Autres détails à saluer, la possibilité de verrouiller les espaces de rangements (boîte à gant, accoudoir,…), même lorsque le véhicule est stationné en mode cabriolet. Question sécurité, on rappellera que ce modèle a obtenu 5 étoiles aux crash-tests Euro NCAP, qu’il dispose d’airbags de tête à l’avant (une première mondiale) et que ses places arrière sont protégées par des arceaux de sécurité qui se déploient en cas de retournement. Encore faut-il pouvoir renverser cette Peugeot. Car, quand vient le moment de la conduire, c’est une tout autre surprise. Et, bonne bien sûr.
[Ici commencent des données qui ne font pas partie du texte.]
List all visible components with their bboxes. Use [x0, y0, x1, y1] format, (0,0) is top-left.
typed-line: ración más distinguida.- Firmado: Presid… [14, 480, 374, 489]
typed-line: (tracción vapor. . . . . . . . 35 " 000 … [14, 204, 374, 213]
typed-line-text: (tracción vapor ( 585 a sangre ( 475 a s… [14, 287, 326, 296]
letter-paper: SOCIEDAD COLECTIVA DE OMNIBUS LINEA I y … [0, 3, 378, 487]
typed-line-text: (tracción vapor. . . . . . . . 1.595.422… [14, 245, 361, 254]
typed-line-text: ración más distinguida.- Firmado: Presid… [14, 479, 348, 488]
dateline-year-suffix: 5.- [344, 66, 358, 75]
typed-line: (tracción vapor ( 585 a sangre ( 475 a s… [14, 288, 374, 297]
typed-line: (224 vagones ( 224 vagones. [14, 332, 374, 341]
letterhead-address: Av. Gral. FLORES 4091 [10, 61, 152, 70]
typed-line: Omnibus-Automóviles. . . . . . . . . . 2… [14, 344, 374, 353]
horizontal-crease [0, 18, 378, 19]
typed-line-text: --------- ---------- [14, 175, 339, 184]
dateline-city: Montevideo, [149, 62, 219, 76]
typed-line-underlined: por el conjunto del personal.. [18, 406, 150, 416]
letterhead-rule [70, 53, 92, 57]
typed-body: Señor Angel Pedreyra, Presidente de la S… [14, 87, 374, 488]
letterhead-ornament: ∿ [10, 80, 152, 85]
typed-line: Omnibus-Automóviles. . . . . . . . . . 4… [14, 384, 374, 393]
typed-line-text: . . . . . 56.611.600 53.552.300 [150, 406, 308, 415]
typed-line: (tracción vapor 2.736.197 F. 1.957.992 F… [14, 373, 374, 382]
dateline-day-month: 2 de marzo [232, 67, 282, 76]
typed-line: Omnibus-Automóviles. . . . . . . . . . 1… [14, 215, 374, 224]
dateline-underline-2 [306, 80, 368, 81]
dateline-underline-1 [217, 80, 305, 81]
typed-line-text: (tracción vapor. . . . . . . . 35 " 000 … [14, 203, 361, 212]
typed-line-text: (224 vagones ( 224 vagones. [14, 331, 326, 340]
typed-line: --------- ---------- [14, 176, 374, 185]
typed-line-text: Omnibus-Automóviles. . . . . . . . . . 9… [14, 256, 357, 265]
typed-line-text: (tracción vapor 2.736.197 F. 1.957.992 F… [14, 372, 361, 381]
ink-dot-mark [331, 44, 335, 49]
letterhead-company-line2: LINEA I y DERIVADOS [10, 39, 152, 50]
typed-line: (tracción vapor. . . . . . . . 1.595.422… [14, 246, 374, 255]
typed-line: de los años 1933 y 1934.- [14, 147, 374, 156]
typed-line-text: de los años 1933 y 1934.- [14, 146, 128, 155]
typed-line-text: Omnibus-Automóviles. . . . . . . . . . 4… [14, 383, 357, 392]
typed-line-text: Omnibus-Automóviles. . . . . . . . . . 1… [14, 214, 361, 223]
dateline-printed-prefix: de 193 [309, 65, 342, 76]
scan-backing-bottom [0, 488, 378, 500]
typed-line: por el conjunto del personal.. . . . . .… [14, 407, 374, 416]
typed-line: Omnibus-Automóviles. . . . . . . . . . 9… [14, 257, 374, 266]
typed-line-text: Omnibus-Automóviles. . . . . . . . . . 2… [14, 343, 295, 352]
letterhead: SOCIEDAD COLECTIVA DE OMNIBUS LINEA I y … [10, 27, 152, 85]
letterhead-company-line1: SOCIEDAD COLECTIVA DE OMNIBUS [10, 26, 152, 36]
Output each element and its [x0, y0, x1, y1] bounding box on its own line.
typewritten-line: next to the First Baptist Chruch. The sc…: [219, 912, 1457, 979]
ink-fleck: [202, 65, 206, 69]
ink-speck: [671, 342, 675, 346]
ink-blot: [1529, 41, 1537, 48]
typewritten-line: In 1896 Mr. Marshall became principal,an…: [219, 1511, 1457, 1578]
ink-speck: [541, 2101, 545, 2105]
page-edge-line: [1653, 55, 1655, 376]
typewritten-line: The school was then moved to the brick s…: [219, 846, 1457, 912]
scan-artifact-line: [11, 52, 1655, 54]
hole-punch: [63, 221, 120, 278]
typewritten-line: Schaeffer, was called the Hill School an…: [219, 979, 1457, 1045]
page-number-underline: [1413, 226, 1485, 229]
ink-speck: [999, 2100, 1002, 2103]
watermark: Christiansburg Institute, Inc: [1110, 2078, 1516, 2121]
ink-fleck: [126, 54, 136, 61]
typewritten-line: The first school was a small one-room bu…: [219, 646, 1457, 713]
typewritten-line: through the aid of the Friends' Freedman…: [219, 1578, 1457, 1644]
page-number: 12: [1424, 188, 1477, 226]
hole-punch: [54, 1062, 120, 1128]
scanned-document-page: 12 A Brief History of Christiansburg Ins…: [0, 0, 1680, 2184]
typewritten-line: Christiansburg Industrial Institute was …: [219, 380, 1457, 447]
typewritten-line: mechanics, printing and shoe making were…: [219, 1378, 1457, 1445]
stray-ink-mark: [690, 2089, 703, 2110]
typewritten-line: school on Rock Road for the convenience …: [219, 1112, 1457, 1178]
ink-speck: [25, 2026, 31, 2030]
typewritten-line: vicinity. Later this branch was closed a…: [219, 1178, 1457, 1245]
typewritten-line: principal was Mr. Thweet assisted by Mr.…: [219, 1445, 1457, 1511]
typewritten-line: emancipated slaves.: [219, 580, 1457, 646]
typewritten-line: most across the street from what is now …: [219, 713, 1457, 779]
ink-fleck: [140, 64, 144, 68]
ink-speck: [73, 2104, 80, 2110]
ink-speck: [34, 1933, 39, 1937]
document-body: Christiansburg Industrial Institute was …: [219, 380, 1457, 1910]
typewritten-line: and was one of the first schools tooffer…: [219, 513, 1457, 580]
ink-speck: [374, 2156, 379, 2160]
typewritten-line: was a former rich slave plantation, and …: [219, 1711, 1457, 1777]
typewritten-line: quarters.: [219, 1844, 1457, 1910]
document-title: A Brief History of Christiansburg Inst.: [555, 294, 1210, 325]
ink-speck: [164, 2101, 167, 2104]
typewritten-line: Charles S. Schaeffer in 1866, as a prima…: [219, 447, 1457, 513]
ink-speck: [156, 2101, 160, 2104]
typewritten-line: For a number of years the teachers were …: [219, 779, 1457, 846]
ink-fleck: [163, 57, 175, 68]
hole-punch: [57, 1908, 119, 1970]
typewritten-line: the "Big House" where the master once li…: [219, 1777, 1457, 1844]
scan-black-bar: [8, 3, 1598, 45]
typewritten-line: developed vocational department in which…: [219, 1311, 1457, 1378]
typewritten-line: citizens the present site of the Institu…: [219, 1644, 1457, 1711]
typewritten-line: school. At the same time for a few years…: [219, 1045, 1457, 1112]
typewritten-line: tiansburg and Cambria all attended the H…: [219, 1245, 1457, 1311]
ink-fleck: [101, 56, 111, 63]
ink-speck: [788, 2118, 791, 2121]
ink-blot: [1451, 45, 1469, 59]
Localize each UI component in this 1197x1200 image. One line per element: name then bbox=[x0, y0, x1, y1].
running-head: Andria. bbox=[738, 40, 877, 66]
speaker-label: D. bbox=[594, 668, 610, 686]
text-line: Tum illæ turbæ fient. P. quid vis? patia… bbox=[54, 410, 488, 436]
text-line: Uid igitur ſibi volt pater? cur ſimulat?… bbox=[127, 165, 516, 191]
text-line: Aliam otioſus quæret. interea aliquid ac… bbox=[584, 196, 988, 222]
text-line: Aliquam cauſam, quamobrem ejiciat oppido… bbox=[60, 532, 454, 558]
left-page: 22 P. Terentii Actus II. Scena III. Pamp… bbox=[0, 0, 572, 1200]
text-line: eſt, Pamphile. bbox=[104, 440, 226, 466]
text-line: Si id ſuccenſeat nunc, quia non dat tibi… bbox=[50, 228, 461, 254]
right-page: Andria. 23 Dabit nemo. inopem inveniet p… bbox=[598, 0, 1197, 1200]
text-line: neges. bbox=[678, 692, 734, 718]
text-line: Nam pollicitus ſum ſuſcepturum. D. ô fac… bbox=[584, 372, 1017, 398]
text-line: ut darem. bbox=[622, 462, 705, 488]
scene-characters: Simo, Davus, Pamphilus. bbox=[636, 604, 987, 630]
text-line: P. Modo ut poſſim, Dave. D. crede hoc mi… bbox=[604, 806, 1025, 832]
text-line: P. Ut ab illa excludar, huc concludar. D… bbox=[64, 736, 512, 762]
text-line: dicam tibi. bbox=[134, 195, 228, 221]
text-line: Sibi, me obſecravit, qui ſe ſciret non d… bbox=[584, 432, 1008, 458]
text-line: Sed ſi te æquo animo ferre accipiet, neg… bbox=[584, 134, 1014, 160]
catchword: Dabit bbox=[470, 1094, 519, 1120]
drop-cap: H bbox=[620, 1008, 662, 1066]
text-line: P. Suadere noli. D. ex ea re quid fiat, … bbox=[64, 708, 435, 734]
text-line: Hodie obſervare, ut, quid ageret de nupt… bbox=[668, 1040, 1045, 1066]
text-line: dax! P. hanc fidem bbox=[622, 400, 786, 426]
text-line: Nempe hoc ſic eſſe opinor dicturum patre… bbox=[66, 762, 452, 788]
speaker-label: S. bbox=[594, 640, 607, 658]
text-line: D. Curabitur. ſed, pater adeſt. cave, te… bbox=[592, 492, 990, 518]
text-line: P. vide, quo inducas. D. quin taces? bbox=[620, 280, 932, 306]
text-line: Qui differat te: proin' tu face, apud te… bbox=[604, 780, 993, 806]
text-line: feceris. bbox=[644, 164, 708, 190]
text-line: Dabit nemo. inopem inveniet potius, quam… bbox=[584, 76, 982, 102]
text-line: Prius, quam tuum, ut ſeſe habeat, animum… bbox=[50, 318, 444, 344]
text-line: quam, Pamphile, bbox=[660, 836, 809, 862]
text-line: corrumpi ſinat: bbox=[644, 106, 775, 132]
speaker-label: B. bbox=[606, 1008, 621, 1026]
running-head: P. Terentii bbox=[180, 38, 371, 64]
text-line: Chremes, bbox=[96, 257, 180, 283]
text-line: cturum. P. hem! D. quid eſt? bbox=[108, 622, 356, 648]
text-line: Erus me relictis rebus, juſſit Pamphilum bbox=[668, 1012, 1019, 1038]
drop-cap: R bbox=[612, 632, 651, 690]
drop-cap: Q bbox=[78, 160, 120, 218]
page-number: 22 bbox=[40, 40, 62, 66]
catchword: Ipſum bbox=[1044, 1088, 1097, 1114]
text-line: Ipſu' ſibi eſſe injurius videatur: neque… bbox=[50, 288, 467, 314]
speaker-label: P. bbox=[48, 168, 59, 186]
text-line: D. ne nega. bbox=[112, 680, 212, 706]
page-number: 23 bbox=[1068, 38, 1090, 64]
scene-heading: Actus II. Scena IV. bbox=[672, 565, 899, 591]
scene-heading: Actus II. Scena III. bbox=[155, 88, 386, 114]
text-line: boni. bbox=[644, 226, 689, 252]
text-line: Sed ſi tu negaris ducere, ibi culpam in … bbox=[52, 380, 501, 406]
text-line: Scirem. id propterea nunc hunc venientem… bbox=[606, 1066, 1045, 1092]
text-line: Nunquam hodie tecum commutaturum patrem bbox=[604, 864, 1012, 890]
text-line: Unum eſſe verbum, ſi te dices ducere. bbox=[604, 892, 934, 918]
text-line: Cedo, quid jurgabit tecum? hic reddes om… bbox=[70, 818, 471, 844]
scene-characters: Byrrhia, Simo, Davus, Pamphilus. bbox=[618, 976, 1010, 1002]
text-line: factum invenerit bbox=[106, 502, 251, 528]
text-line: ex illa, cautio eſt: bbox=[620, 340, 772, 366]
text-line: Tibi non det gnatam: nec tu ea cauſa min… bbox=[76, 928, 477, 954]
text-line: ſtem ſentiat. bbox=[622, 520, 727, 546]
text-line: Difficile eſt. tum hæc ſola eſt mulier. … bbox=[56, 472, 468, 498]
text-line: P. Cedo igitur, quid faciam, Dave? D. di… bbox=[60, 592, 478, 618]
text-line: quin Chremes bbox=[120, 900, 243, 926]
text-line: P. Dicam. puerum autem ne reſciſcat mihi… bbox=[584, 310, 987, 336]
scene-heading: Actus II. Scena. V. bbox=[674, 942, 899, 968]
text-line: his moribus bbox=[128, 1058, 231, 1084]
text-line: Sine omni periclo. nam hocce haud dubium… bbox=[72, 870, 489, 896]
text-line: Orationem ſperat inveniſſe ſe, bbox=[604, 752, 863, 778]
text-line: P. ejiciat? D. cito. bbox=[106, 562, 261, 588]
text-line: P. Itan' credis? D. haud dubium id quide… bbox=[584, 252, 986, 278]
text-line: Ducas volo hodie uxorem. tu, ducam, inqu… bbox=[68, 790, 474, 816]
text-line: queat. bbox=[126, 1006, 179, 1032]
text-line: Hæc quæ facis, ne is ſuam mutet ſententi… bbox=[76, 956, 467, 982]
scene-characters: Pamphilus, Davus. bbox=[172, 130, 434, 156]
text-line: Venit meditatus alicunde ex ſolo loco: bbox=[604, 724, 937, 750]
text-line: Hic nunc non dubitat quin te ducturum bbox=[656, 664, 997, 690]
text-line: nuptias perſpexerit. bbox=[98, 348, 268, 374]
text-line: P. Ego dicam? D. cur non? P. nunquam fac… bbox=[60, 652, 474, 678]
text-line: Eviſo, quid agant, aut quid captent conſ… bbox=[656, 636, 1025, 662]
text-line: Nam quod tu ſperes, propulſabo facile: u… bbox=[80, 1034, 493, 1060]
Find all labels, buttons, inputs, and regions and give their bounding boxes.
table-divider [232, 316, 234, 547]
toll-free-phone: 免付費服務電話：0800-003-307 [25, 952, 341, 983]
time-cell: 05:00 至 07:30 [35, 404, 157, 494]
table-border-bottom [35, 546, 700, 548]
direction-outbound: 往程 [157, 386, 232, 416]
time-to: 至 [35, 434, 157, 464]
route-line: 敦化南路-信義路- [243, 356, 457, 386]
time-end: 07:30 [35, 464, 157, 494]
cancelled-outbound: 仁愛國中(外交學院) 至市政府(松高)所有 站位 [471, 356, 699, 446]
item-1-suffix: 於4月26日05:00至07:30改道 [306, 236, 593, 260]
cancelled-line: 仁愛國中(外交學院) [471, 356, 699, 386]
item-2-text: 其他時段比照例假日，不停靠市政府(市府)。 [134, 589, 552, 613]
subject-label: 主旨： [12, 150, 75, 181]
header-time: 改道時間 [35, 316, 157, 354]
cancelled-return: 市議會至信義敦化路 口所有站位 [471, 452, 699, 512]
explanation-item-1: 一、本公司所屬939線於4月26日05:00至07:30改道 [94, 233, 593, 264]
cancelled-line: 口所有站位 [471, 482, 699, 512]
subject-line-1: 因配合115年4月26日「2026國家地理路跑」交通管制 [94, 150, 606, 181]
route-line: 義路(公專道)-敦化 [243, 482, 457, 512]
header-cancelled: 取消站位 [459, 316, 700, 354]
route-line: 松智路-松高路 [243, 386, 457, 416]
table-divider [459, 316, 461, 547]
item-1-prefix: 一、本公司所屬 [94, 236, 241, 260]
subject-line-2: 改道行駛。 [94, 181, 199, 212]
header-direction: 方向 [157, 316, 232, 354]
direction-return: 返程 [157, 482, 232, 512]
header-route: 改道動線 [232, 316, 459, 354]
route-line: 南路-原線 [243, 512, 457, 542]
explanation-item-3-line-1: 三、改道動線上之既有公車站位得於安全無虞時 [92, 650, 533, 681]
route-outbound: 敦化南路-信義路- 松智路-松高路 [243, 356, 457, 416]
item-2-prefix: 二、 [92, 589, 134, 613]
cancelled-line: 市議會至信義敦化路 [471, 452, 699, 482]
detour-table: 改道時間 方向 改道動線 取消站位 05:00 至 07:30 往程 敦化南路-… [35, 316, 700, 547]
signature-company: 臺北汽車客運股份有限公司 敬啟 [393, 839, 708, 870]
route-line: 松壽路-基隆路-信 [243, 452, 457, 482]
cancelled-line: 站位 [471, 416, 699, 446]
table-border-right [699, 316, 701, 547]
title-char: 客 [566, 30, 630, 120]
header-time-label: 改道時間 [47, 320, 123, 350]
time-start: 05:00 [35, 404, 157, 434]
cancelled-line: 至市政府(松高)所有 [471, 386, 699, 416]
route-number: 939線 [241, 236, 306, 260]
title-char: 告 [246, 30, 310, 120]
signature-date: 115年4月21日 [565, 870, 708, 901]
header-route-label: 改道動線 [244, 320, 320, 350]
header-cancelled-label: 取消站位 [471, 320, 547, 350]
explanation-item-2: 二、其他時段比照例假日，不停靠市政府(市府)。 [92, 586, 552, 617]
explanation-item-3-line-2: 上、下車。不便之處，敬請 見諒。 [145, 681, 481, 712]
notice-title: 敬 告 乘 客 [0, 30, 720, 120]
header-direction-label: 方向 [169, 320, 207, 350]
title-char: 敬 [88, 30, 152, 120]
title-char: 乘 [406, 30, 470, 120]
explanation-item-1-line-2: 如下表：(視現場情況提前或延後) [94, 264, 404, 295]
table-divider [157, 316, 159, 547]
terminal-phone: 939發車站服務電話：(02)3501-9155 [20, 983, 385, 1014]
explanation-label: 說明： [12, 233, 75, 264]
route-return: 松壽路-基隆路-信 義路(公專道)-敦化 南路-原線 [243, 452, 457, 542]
Emmené sur les hauteurs sinueuses de l’arrière-pays niçois, ce cabriolet s’est révélé sain, stable et scotché à la route tel un train sur ses rails.
Mécaniquement et sur l’ensemble des moteurs disponibles dans la gamme 308 CC, nous avons pu découvrir en essence le 1.6 THP de 150 chevaux et en diesel, le 2.0 HDi FAP de 140 ch. Deux moteurs ayant pour points communs d’être accouplés à une boîte manuelle à 6 rapports et surtout d’offrir suffisamment de tonus à cette Peugeot, qui dépasse une tonne et demi sur la balance. Bref, que d’arguments que la 308 CC pourra faire valoir auprès de sa large clientèle ciblée (jeunes couples, cadres dynamiques, femmes branchées…). Vendue en France à environ 30.000 euros, elle sera commercialisée en Europe entre mars et juillet de l’année en cours, la 308 CC est accessible autour des 30.000 euros.
Au Maroc, ses tarifs n’ont pas encore été fixés, mais gageons qu’ils ne dépasseront pas les 350.000 DH. Autre belle promesse, celle de voir cette Peugeot sur nos routes à l’occasion des beaux jours, voire, les plus chauds.